Let me explain, with a recollection of an incident…
This happened at an accelerator event, where I had the pleasure of meeting a smart young entrepreneur as part of a cohort that I was mentoring. The setting was a discussion on how to hire your initial team. And she expressed her view that it was best to ‘hire fast fire fast’ because the hectic pace of a startup doesn’t really give one the time and leisure to hire right! And that if we have made a mistake in hiring, then we really shouldn’t spend time living with it.
What made this even encounter more interesting is that I saw nods of agreement all around the room at this statement. Even though almost all of the entrepreneurs present there were first-time entrepreneurs.
I disagreed. Violently.
And I am coming from my experience of the last 8 years as an entrepreneur, and that of a corporate professional in man-management roles for 12 years prior to that, as a reason for my uncompromising stand.
So, for all of you who care, here’s some of the reasons why I feel – strongly – that ‘hire fast fire fast’ strategy, is a losing game in the long term.
Your hire is your responsibility
My key disagreement with a ‘hire fast fire fast’ philosophy is with the ‘hire fast’ aspect of it! Such speed and lack of care while hiring, places the onus of non-performance and non-fitment on the person who has been hired, whereas the responsibility for the quality of the hiring lies with the startup entrepreneur.
An entrepreneur, especially a startup entrepreneur is like the captain of a ship. Only he knows where the ship is headed and what it will take for the voyage to succeed. Any employee who is new to your vision and willing to join your start-up, is not really sure of what it will take to deliver or succeed in the context of your organisation. And therefore he cannot be expected to judge whether he is the right fit culturally or domain expertise wise for your organisation. That is your job.

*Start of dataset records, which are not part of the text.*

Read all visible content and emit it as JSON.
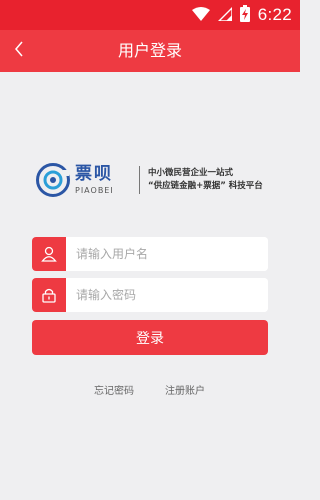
{
  "status_bar": {
    "time": "6:22",
    "icons": [
      "wifi-icon",
      "signal-icon",
      "battery-charging-icon"
    ]
  },
  "nav": {
    "title": "用户登录",
    "back_icon": "chevron-left-icon"
  },
  "brand": {
    "logo_cn": "票呗",
    "logo_en": "PIAOBEI",
    "slogan_line1": "中小微民营企业一站式",
    "slogan_line2": "“供应链金融+票据” 科技平台"
  },
  "form": {
    "username": {
      "value": "",
      "placeholder": "请输入用户名",
      "icon": "user-icon"
    },
    "password": {
      "value": "",
      "placeholder": "请输入密码",
      "icon": "lock-icon"
    },
    "login_label": "登录"
  },
  "links": {
    "forgot_password": "忘记密码",
    "register": "注册账户"
  },
  "colors": {
    "status_bar": "#e8222e",
    "accent": "#ee3a42",
    "background": "#efeff1",
    "brand_blue": "#2b56a5"
  }
}
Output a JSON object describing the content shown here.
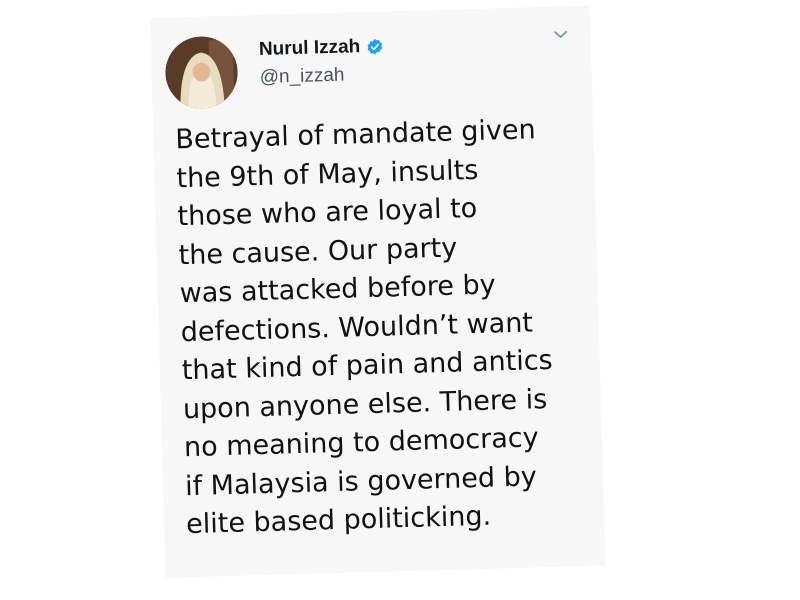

Derailing a career is a crime
Most first employees take a huge risk when they join a startup. Most join when they believe strongly in the vision, reputation or drive of the start-up founder. And a ‘fire fast’ philosophy kicks such employees squarely in their stomach.
While the startup founder may have knowingly chosen the risky path to wealth and success, most employees have not. They depend on their monthly salary to keep their homes running, the EMIs paid and their families provided for. And yanking away such security, because you as a startup founder made a mistake in hiring, is a crime. A major one.
This is especially relevant at the time of a pandemic, when the future of the business looks uncertain. The first people to be laid off at this time are the not-so-right-hires…yes, the ones you hired fast and will now be firing fast.
Never underestimate the power of morale
The ‘hire fast fire fast’ philosophy undermines morale dramatically. A team‘s morale can make or break an organisation. Especially a startup where your only asset is people. And no successful start-up was ever built by a team of de-motivated and unhappy employees with job insecurity.
Most employees will not understand or appreciate the argument of non-performance of another employee. They will see it and rightly so, as a lack of leadership and guidance. And immediately get insecure about their own longevity within the organisation and start looking for other jobs. Trust me, the last thing you need at a startup, is employees looking for other jobs.
In conlusion…I can go on and on, but the heart of this entire question lies the ethicality of such behaviour from start-up founders.
Simply put, is it right to ‘hire fast fire fast’? Stop for a second and put yourself in the shoes of that particular employee. Think of how you would feel if something like this happened to you? And if the answer gives you an uncomfortable feeling in your stomach then I think you know what you have to do.